Populations vulnérables à risque
Les adolescents, qui évoluent déjà dans des paysages sociaux et émotionnels complexes, sont particulièrement susceptibles d’interpréter à tort les réponses programmées d’un chatbot IA comme une véritable connexion humaine. Selon le Dr Scott Kollins, psychologue pour enfants chez Aura (une application de protection de l’identité et de sécurité en ligne), les adolescents qui utilisent des chatbots s’y engagent souvent pendant des périodes plus longues que les plateformes de communication traditionnelles comme les SMS ou Snapchat, ce qui soulève de sérieuses inquiétudes quant à leur dépendance émotionnelle à l’égard de ces technologies.
À la recherche d’un véritable soutien :
Même si la technologie des chatbots IA progresse rapidement, il est essentiel de se rappeler qu’ils ne remplacent pas les relations humaines et les soins de santé mentale professionnels. Le PDG d’OpenAI, Sam Altman, décourage lui-même d’utiliser ChatGPT en tant que thérapeute en raison du manque de protection juridique pour les informations sensibles partagées avec le chatbot.
Pour ceux qui souffrent de problèmes de santé mentale, voici des alternatives plus sûres :
- Contactez des adultes de confiance : Un parent, un enseignant, un conseiller ou un autre adulte à qui vous vous sentez à l’aise de vous confier peut offrir un soutien et des conseils inestimables.
- Explorez les communautés en ligne : Même si la prudence est de mise, certaines communautés en ligne modérées axées sur la santé mentale peuvent offrir un sentiment de connexion et une expérience partagée. N’oubliez pas de donner la priorité à l’assistance réelle ainsi qu’à toute interaction en ligne.
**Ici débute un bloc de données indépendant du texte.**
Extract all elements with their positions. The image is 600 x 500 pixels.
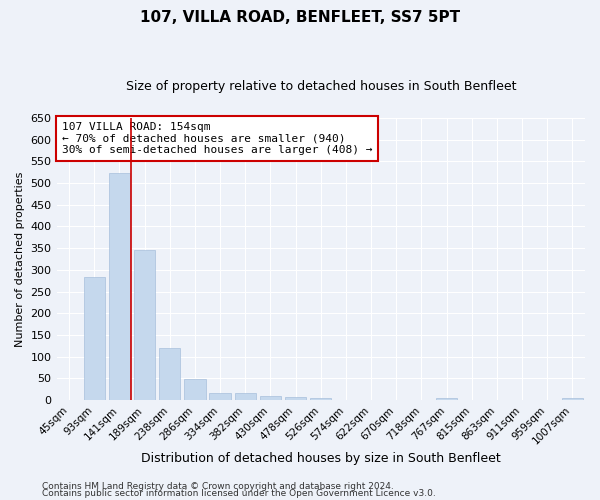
Bar [310,398,331,400]
Bar [184,380,206,400]
Bar [285,397,307,400]
Y-axis label: Number of detached properties: Number of detached properties [15,172,25,346]
Bar [436,398,457,400]
Bar [83,277,105,400]
Bar [260,396,281,400]
Bar [159,348,181,400]
Text: Contains HM Land Registry data © Crown copyright and database right 2024.: Contains HM Land Registry data © Crown c… [42,482,394,491]
Bar [134,250,155,400]
Bar [235,394,256,400]
Bar [109,172,130,400]
X-axis label: Distribution of detached houses by size in South Benfleet: Distribution of detached houses by size … [141,452,500,465]
Text: 107 VILLA ROAD: 154sqm
← 70% of detached houses are smaller (940)
30% of semi-de: 107 VILLA ROAD: 154sqm ← 70% of detached… [62,122,373,155]
Bar [562,398,583,400]
Bar [209,393,231,400]
Text: 107, VILLA ROAD, BENFLEET, SS7 5PT: 107, VILLA ROAD, BENFLEET, SS7 5PT [140,10,460,25]
Text: Contains public sector information licensed under the Open Government Licence v3: Contains public sector information licen… [42,489,436,498]
Title: Size of property relative to detached houses in South Benfleet: Size of property relative to detached ho… [125,80,516,93]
- Tenir un journal : Écrire vos pensées et vos sentiments peut être cathartique et vous aider à gagner en clarté et en perspicacité.
- Demandez l’aide d’un professionnel : Les thérapeutes sont des professionnels formés qui peuvent fournir un traitement fondé sur des preuves et un soutien adapté à vos besoins individuels.
Les chatbots IA ont leur place dans nos vies, mais lorsqu’il s’agit de santé mentale, compter sur eux pour une thérapie revient à essayer de naviguer dans une condition médicale complexe avec un moteur de recherche basique : le potentiel de préjudice l’emporte sur tout avantage perçu.